After writing about his turbulent times in his previous two autobiographies, the man who won five world snooker championship titles at Sheffield’s Crucible Theatre is now revealing more of his own life, this time through his first novel, Framed.

It’s a gritty thriller set in 1990s gangland London, in which the hero, young snooker club owner Frankie James, enters a sordid world of ruthless mobsters and twisted killers, to find out who has framed his brother for murder. “Frankie is basically me, having to do things out of loyalty for his father and brother. He doesn’t want to be in that world, but he hasn’t really got a choice.

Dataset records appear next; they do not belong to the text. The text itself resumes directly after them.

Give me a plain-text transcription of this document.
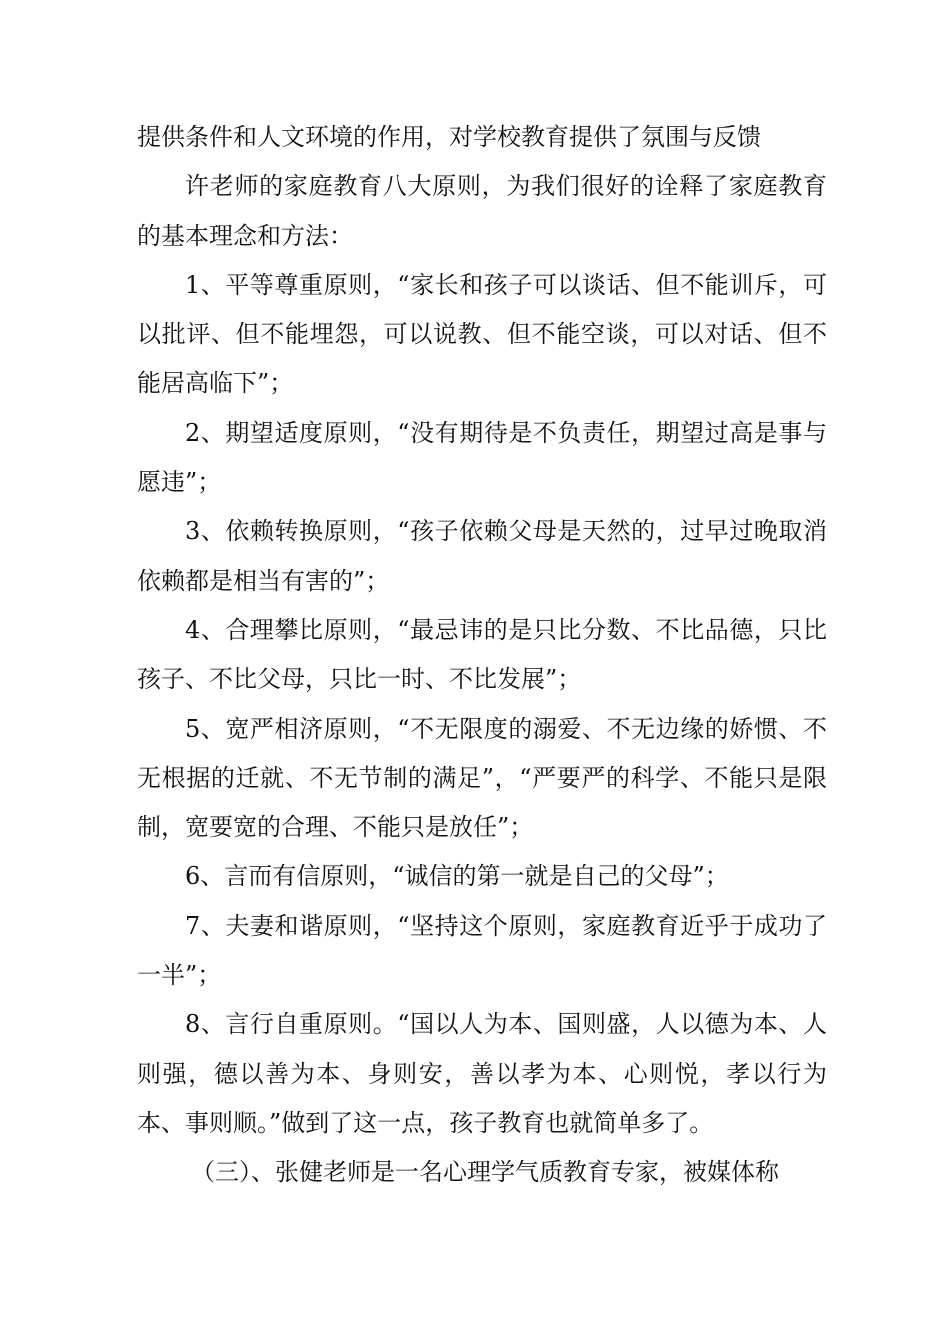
提供条件和人文环境的作用，对学校教育提供了氛围与反馈

许老师的家庭教育八大原则，为我们很好的诠释了家庭教育的基本理念和方法：

1、平等尊重原则，“家长和孩子可以谈话、但不能训斥，可以批评、但不能埋怨，可以说教、但不能空谈，可以对话、但不能居高临下”；

2、期望适度原则，“没有期待是不负责任，期望过高是事与愿违”；

3、依赖转换原则，“孩子依赖父母是天然的，过早过晚取消依赖都是相当有害的”；

4、合理攀比原则，“最忌讳的是只比分数、不比品德，只比孩子、不比父母，只比一时、不比发展”；

5、宽严相济原则，“不无限度的溺爱、不无边缘的娇惯、不无根据的迁就、不无节制的满足”，“严要严的科学、不能只是限制，宽要宽的合理、不能只是放任”；

6、言而有信原则，“诚信的第一就是自己的父母”；

7、夫妻和谐原则，“坚持这个原则，家庭教育近乎于成功了一半”；

8、言行自重原则。“国以人为本、国则盛，人以德为本、人则强，德以善为本、身则安，善以孝为本、心则悦，孝以行为本、事则顺。”做到了这一点，孩子教育也就简单多了。

（三）、张健老师是一名心理学气质教育专家，被媒体称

“I spent a lot of time going back to haunts in Soho where I grew up, and picked through my autobiographies. I wanted Frankie to come across stuff in the novel that I couldn’t put in the autobiographies. It was a chance to show the other side of what was going on in my life at the time.”

In the book, Frankie has a father in prison, something which O’Sullivan was able to draw on from his own experiences. When he was 16, his father Ronnie Snr was jailed for life for the murder of Bruce Bryan, a driver to the gangster Charlie Kray, in a nightclub in Chelsea. He served 18 years of his sentence before being released in 2010.

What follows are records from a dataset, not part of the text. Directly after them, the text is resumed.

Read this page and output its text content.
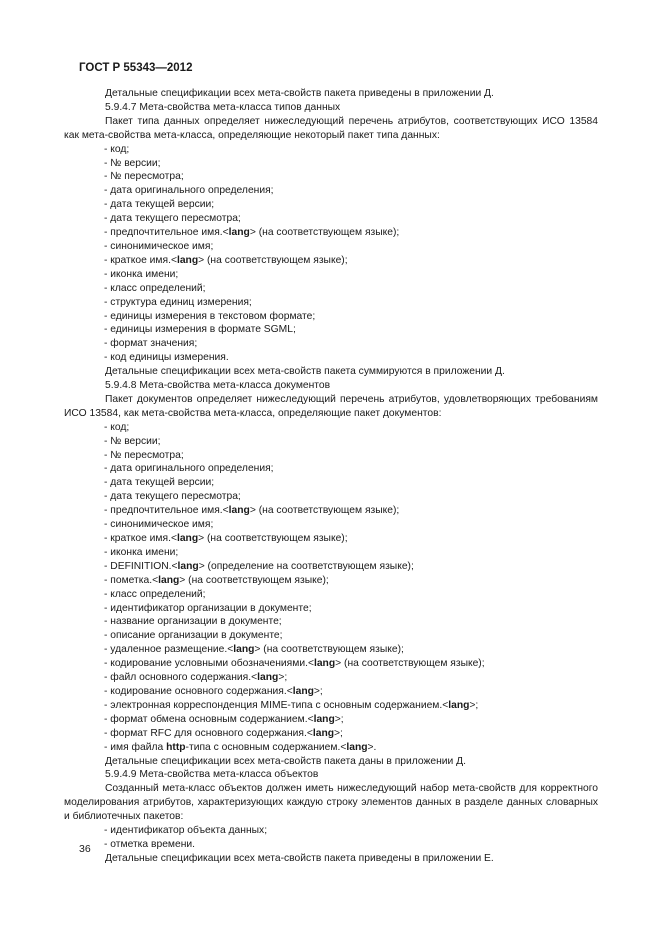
ГОСТ Р 55343—2012
Детальные спецификации всех мета-свойств пакета приведены в приложении Д.
5.9.4.7 Мета-свойства мета-класса типов данных
Пакет типа данных определяет нижеследующий перечень атрибутов, соответствующих ИСО 13584 как мета-свойства мета-класса, определяющие некоторый пакет типа данных:
- код;
- № версии;
- № пересмотра;
- дата оригинального определения;
- дата текущей версии;
- дата текущего пересмотра;
- предпочтительное имя.<lang> (на соответствующем языке);
- синонимическое имя;
- краткое имя.<lang> (на соответствующем языке);
- иконка имени;
- класс определений;
- структура единиц измерения;
- единицы измерения в текстовом формате;
- единицы измерения в формате SGML;
- формат значения;
- код единицы измерения.
Детальные спецификации всех мета-свойств пакета суммируются в приложении Д.
5.9.4.8 Мета-свойства мета-класса документов
Пакет документов определяет нижеследующий перечень атрибутов, удовлетворяющих требованиям ИСО 13584, как мета-свойства мета-класса, определяющие пакет документов:
- код;
- № версии;
- № пересмотра;
- дата оригинального определения;
- дата текущей версии;
- дата текущего пересмотра;
- предпочтительное имя.<lang> (на соответствующем языке);
- синонимическое имя;
- краткое имя.<lang> (на соответствующем языке);
- иконка имени;
- DEFINITION.<lang> (определение на соответствующем языке);
- пометка.<lang> (на соответствующем языке);
- класс определений;
- идентификатор организации в документе;
- название организации в документе;
- описание организации в документе;
- удаленное размещение.<lang> (на соответствующем языке);
- кодирование условными обозначениями.<lang> (на соответствующем языке);
- файл основного содержания.<lang>;
- кодирование основного содержания.<lang>;
- электронная корреспонденция MIME-типа с основным содержанием.<lang>;
- формат обмена основным содержанием.<lang>;
- формат RFC для основного содержания.<lang>;
- имя файла http-типа с основным содержанием.<lang>.
Детальные спецификации всех мета-свойств пакета даны в приложении Д.
5.9.4.9 Мета-свойства мета-класса объектов
Созданный мета-класс объектов должен иметь нижеследующий набор мета-свойств для корректного моделирования атрибутов, характеризующих каждую строку элементов данных в разделе данных словарных и библиотечных пакетов:
- идентификатор объекта данных;
- отметка времени.
Детальные спецификации всех мета-свойств пакета приведены в приложении Е.
36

O’Sullivan’s Sicilian mother Maria also spent time in jail for tax evasion, leaving him to look after his little sister Danielle. He says his father’s imprisonment had a ‘massive’ effect on his life.

“When he went away, I lost my way a bit, got involved with the wrong crowd and the wrong people and was quite easily led. I didn’t know what to do apart from block my mind from it through drinking, which is what Frankie has done in the book.”

After years of depression and spells in addiction clinics, O’Sullivan tries to follow more positive pursuits. These days he says he has an occasional drink and he runs, currently covering around 25 miles a week.

“A lot of the things I do are solitary,” he says. “Like snooker and running and now writing. It suits my personality.”

He lives quietly with his fiancee, actress Laila Rouass in Chigwell, Essex, with her nine-year-old daughter Inez. He also sees his two children Ronnie Jr and Lily, from a previous relationship with his ex, Jo Langley, and has hopes of a closer relationship with his eldest daughter, Taylor-Ann, from a previous relationship, now 20. Family loyalty has been a major force in his entire life, he agrees, and while his novel is set in a violent criminal underworld, it also emphasises the loyalty involved within close-knit families, no matter what. He’s hoping his debut novel will lead to further books and possibly even a TV adaptation. And could he be snooker world champion again? “The honest answer is probably no, but I wouldn’t count it out,” he says.

Framed by Ronnie O’Sullivan is published in hardback by Orion, priced £16.99.